Zucchini Amatriciana beautifully twirled in a stone bowl
Photograph by Scott Semler, Prop Styling by Maggie Dimarco, Food Styling by Drew Aichele

It’s happened to everyone: You’re strolling through the farmers market and see zucchini on sale for a dollar a pound. You toss the vendor a five, but when you get home you realize this is way too much zucchini. The best thing to do with your haul? Incorporate a few pounds into your pasta for dinner tonight. Loosely inspired by pasta Amatriciana, this dish starts with crisped cured pork (guanciale or pancetta, even bacon in a pinch), but swaps tomato for grated zucchini (green or yellow is best, but any variety of summer squash will work). Three pounds might sound like too much, but as the zucchini cooks down, it reduces to a manageable volume to pair with 1 lb. long pasta. No advance salting or squeezing is needed—the excess liquid in the vegetable will help coat the pasta in a glossy-chunky sauce. No guanciale? Try this vegetarian zucchini pasta that's still plenty rich thanks to a hefty pour of cream.

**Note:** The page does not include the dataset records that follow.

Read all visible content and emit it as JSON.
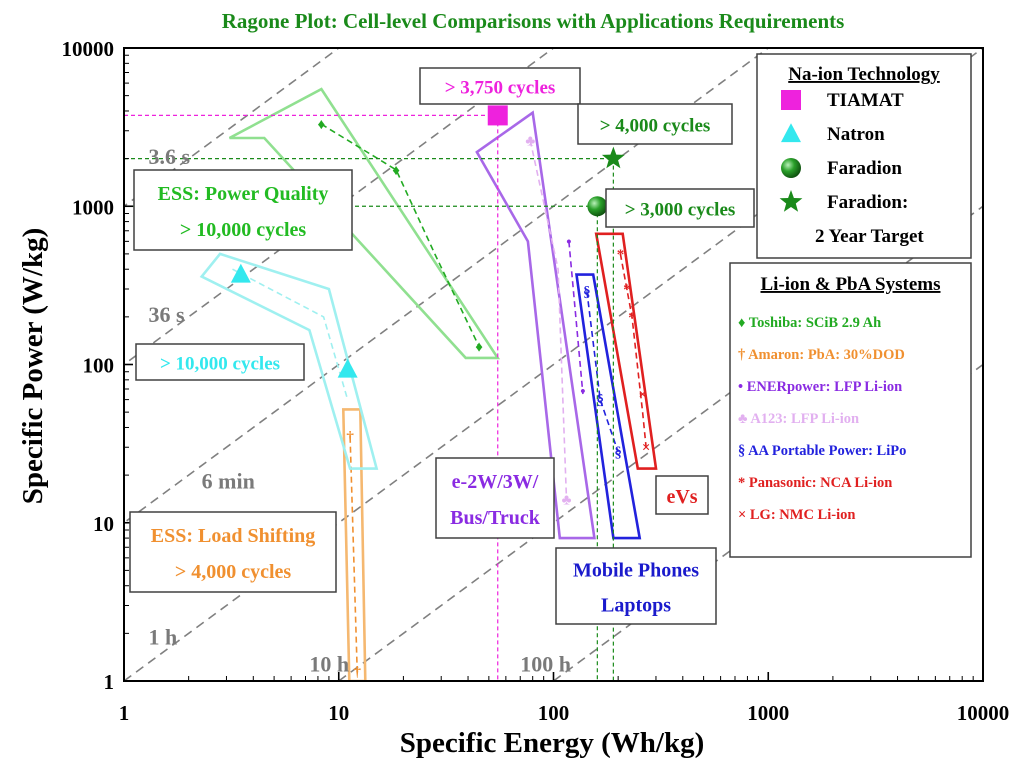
{
  "chart_data": {
    "type": "scatter",
    "title": "Ragone Plot: Cell-level Comparisons with Applications Requirements",
    "xlabel": "Specific Energy (Wh/kg)",
    "ylabel": "Specific Power (W/kg)",
    "xscale": "log",
    "yscale": "log",
    "xlim": [
      1,
      10000
    ],
    "ylim": [
      1,
      10000
    ],
    "x_ticks": [
      "1",
      "10",
      "100",
      "1000",
      "10000"
    ],
    "y_ticks": [
      "1",
      "10",
      "100",
      "1000",
      "10000"
    ],
    "grid": false,
    "time_lines": [
      {
        "label": "3.6 s",
        "hours": 0.001,
        "label_x": 1.3,
        "label_y": 1850
      },
      {
        "label": "36 s",
        "hours": 0.01,
        "label_x": 1.3,
        "label_y": 185
      },
      {
        "label": "6 min",
        "hours": 0.1,
        "label_x": 2.3,
        "label_y": 16.5
      },
      {
        "label": "1 h",
        "hours": 1,
        "label_x": 1.3,
        "label_y": 1.7
      },
      {
        "label": "10 h",
        "hours": 10,
        "label_x": 7.3,
        "label_y": 1.15
      },
      {
        "label": "100 h",
        "hours": 100,
        "label_x": 70,
        "label_y": 1.15
      }
    ],
    "regions": [
      {
        "name": "ess-power-quality",
        "color": "#90e090",
        "points": [
          [
            8.3,
            5500
          ],
          [
            55,
            110
          ],
          [
            39,
            110
          ],
          [
            4.5,
            2700
          ],
          [
            3.1,
            2700
          ]
        ]
      },
      {
        "name": "ess-power-quality-trend",
        "color": "#22aa22",
        "dashed": true,
        "open": true,
        "points": [
          [
            8.3,
            3300
          ],
          [
            18.5,
            1700
          ],
          [
            28,
            500
          ],
          [
            45,
            130
          ]
        ]
      },
      {
        "name": "ess-load-shifting",
        "color": "#f5b870",
        "points": [
          [
            10.5,
            52
          ],
          [
            12.6,
            52
          ],
          [
            13.3,
            1
          ],
          [
            11.2,
            1
          ]
        ]
      },
      {
        "name": "ess-load-shifting-trend",
        "color": "#f09030",
        "dashed": true,
        "open": true,
        "points": [
          [
            11.3,
            35
          ],
          [
            12.2,
            1.1
          ]
        ]
      },
      {
        "name": "grid-region-cyan",
        "color": "#9ff0f0",
        "points": [
          [
            2.8,
            500
          ],
          [
            9,
            300
          ],
          [
            15,
            22
          ],
          [
            11.3,
            22
          ],
          [
            7.3,
            165
          ],
          [
            2.3,
            360
          ]
        ]
      },
      {
        "name": "grid-region-cyan-trend",
        "color": "#9ff0f0",
        "dashed": true,
        "open": true,
        "points": [
          [
            3.2,
            400
          ],
          [
            8.5,
            200
          ],
          [
            11,
            60
          ]
        ]
      },
      {
        "name": "mobility-region",
        "color": "#a868e8",
        "points": [
          [
            44,
            2200
          ],
          [
            80,
            3900
          ],
          [
            155,
            8
          ],
          [
            107,
            8
          ],
          [
            76,
            600
          ]
        ]
      },
      {
        "name": "mobility-trend-enerpower",
        "color": "#8a2be2",
        "dashed": true,
        "open": true,
        "points": [
          [
            118,
            600
          ],
          [
            137,
            65
          ]
        ]
      },
      {
        "name": "mobility-trend-a123",
        "color": "#e2b0f0",
        "dashed": true,
        "open": true,
        "points": [
          [
            78,
            2600
          ],
          [
            105,
            400
          ],
          [
            115,
            14
          ]
        ]
      },
      {
        "name": "phones-laptops-region",
        "color": "#2222dd",
        "points": [
          [
            128,
            370
          ],
          [
            153,
            370
          ],
          [
            252,
            8
          ],
          [
            190,
            8
          ]
        ]
      },
      {
        "name": "phones-laptops-trend",
        "color": "#2222dd",
        "dashed": true,
        "open": true,
        "points": [
          [
            143,
            290
          ],
          [
            165,
            60
          ],
          [
            200,
            28
          ]
        ]
      },
      {
        "name": "evs-region",
        "color": "#e02020",
        "points": [
          [
            158,
            670
          ],
          [
            210,
            670
          ],
          [
            300,
            22
          ],
          [
            247,
            22
          ]
        ]
      },
      {
        "name": "evs-trend",
        "color": "#e02020",
        "dashed": true,
        "open": true,
        "points": [
          [
            205,
            500
          ],
          [
            232,
            200
          ],
          [
            260,
            50
          ],
          [
            270,
            30
          ]
        ]
      }
    ],
    "series": [
      {
        "name": "TIAMAT",
        "marker": "square",
        "color": "#ee22dd",
        "points": [
          [
            55,
            3750
          ]
        ]
      },
      {
        "name": "Natron",
        "marker": "triangle",
        "color": "#33e8ee",
        "points": [
          [
            3.5,
            370
          ],
          [
            11,
            93
          ]
        ]
      },
      {
        "name": "Faradion",
        "marker": "sphere",
        "color": "#1a8a1a",
        "points": [
          [
            160,
            1000
          ]
        ]
      },
      {
        "name": "Faradion: 2 Year Target",
        "marker": "star",
        "color": "#1a8a1a",
        "points": [
          [
            190,
            2000
          ]
        ]
      },
      {
        "name": "Toshiba: SCiB 2.9 Ah",
        "marker": "glyph",
        "glyph": "♦",
        "color": "#22aa22",
        "points": [
          [
            8.3,
            3300
          ],
          [
            18.5,
            1700
          ],
          [
            45,
            130
          ]
        ]
      },
      {
        "name": "Amaron: PbA: 30%DOD",
        "marker": "glyph",
        "glyph": "†",
        "color": "#f09030",
        "points": [
          [
            11.3,
            35
          ],
          [
            12.2,
            1.15
          ]
        ]
      },
      {
        "name": "ENERpower: LFP Li-ion",
        "marker": "glyph",
        "glyph": "•",
        "color": "#8a2be2",
        "points": [
          [
            118,
            600
          ],
          [
            137,
            68
          ]
        ]
      },
      {
        "name": "A123: LFP Li-ion",
        "marker": "glyph",
        "glyph": "♣",
        "color": "#e2b0f0",
        "points": [
          [
            78,
            2600
          ],
          [
            115,
            14
          ]
        ]
      },
      {
        "name": "AA Portable Power: LiPo",
        "marker": "glyph",
        "glyph": "§",
        "color": "#2222dd",
        "points": [
          [
            143,
            290
          ],
          [
            165,
            60
          ],
          [
            200,
            28
          ]
        ]
      },
      {
        "name": "Panasonic: NCA Li-ion",
        "marker": "glyph",
        "glyph": "*",
        "color": "#e02020",
        "points": [
          [
            205,
            500
          ],
          [
            220,
            300
          ],
          [
            232,
            200
          ]
        ]
      },
      {
        "name": "LG: NMC Li-ion",
        "marker": "glyph",
        "glyph": "×",
        "color": "#e02020",
        "points": [
          [
            260,
            65
          ],
          [
            270,
            30
          ]
        ]
      }
    ],
    "reference_lines": [
      {
        "name": "tiamat-ref",
        "color": "#ee22dd",
        "x": 55,
        "y": 3750
      },
      {
        "name": "faradion-target-ref",
        "color": "#1a8a1a",
        "x": 190,
        "y": 2000
      },
      {
        "name": "faradion-ref",
        "color": "#1a8a1a",
        "x": 160,
        "y": 1000
      }
    ],
    "annotations": [
      {
        "name": "tiamat-cycles",
        "text": "> 3,750 cycles",
        "color": "#ee22dd"
      },
      {
        "name": "faradion-target-cycles",
        "text": "> 4,000 cycles",
        "color": "#1a8a1a"
      },
      {
        "name": "faradion-cycles",
        "text": "> 3,000 cycles",
        "color": "#1a8a1a"
      },
      {
        "name": "natron-cycles",
        "text": "> 10,000 cycles",
        "color": "#33e8ee"
      },
      {
        "name": "ess-power-quality",
        "lines": [
          "ESS: Power Quality",
          "> 10,000 cycles"
        ],
        "color": "#22bb22"
      },
      {
        "name": "ess-load-shifting",
        "lines": [
          "ESS: Load Shifting",
          "> 4,000 cycles"
        ],
        "color": "#f09030"
      },
      {
        "name": "mobility",
        "lines": [
          "e-2W/3W/",
          "Bus/Truck"
        ],
        "color": "#8a2be2"
      },
      {
        "name": "phones-laptops",
        "lines": [
          "Mobile Phones",
          "Laptops"
        ],
        "color": "#1a1acc"
      },
      {
        "name": "evs",
        "text": "eVs",
        "color": "#e02020"
      }
    ],
    "legend_na": {
      "title": "Na-ion Technology",
      "items": [
        {
          "label": "TIAMAT",
          "marker": "square",
          "color": "#ee22dd"
        },
        {
          "label": "Natron",
          "marker": "triangle",
          "color": "#33e8ee"
        },
        {
          "label": "Faradion",
          "marker": "sphere",
          "color": "#1a8a1a"
        },
        {
          "label": "Faradion:",
          "marker": "star",
          "color": "#1a8a1a"
        },
        {
          "label": "2 Year Target",
          "marker": "none",
          "color": "#000000"
        }
      ]
    },
    "legend_li": {
      "title": "Li-ion & PbA Systems",
      "items": [
        {
          "label": "♦ Toshiba: SCiB 2.9 Ah",
          "color": "#22aa22"
        },
        {
          "label": "† Amaron: PbA: 30%DOD",
          "color": "#f09030"
        },
        {
          "label": "• ENERpower: LFP Li-ion",
          "color": "#8a2be2"
        },
        {
          "label": "♣ A123: LFP Li-ion",
          "color": "#e2b0f0"
        },
        {
          "label": "§ AA Portable Power: LiPo",
          "color": "#2222dd"
        },
        {
          "label": "* Panasonic: NCA Li-ion",
          "color": "#e02020"
        },
        {
          "label": "× LG: NMC Li-ion",
          "color": "#e02020"
        }
      ]
    }
  }
}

Read More: The 2026 Farmers Market Challenge

If you like this pasta, you may enjoy Creamy Lemon Zucchini Pasta, Zucchini Risotto, or Summer Squash and Basil Pasta.

Recipe information

  • Total Time

    35 minutes

  • Yield

    4–6 servings

Ingredients

6 oz. guanciale (salt-cured pork jowl) or pancetta (Italian bacon), cut into ¼" pieces
2 Tbsp. extra-virgin olive oil
8 garlic cloves, thinly sliced
¾ tsp. crushed red pepper flakes; plus more for serving (optional)
1½ tsp. Diamond Crystal or 1 tsp. Morton kosher salt, plus more
½ cup dry white wine
3 lb. zucchini and/or summer squash (about 4 medium), coarsely grated
1 lb. long pasta (such as spaghetti or linguine)
2 oz. Parmesan, finely grated (about 1 cup)
4 Tbsp. unsalted butter, cut into pieces

Preparation

  1. Step 1

    Cook 6 oz. guanciale (salt-cured pork jowl) or pancetta (Italian bacon), cut into ¼" pieces, and 2 Tbsp. extra-virgin olive oil in a medium Dutch oven or other heavy pot over medium-high, stirring occasionally, until crisped, about 5 minutes. Using a slotted spoon, transfer guanciale to a plate.

    Step 2

    Reduce heat to low and cook 8 garlic cloves, thinly sliced, ¾ tsp. crushed red pepper flakes, and a pinch of kosher salt in same pan, stirring often, until garlic is softened and lightly golden, 1–2 minutes. Increase heat to medium-high and pour in ½ cup dry white wine. Bring to a boil and cook until almost completely reduced, about 4 minutes. Add 3 lb. zucchini and/or summer squash (about 4 medium), coarsely grated, and 1½ tsp. Diamond Crystal or 1 tsp. Morton kosher salt. Cook, stirring often, until zucchini is softened significantly but still pale green, 15–18 minutes. Reduce heat to low.

    Step 3

    Meanwhile, cook 1 lb. long pasta (such as spaghetti or linguine) in a large pot of boiling salted water, stirring occasionally, until very al dente, about 3 minutes less than package directions. Drain, reserving 2 cups pasta cooking liquid.

    Step 4

    Add guanciale, pasta, ½ cup pasta cooking liquid, 2 oz. Parmesan, finely grated (about 1 cup), and 4 Tbsp. unsalted butter, cut into pieces, to zucchini mixture. Increase heat to medium-high and cook, stirring and adding more pasta cooking liquid a splash at a time as needed, until pasta is al dente, coated in sauce, and glossy, about 3 minutes. Taste pasta and season with more salt.

    Step 5

    Divide pasta among shallow bowls and top with more red pepper flakes if desired.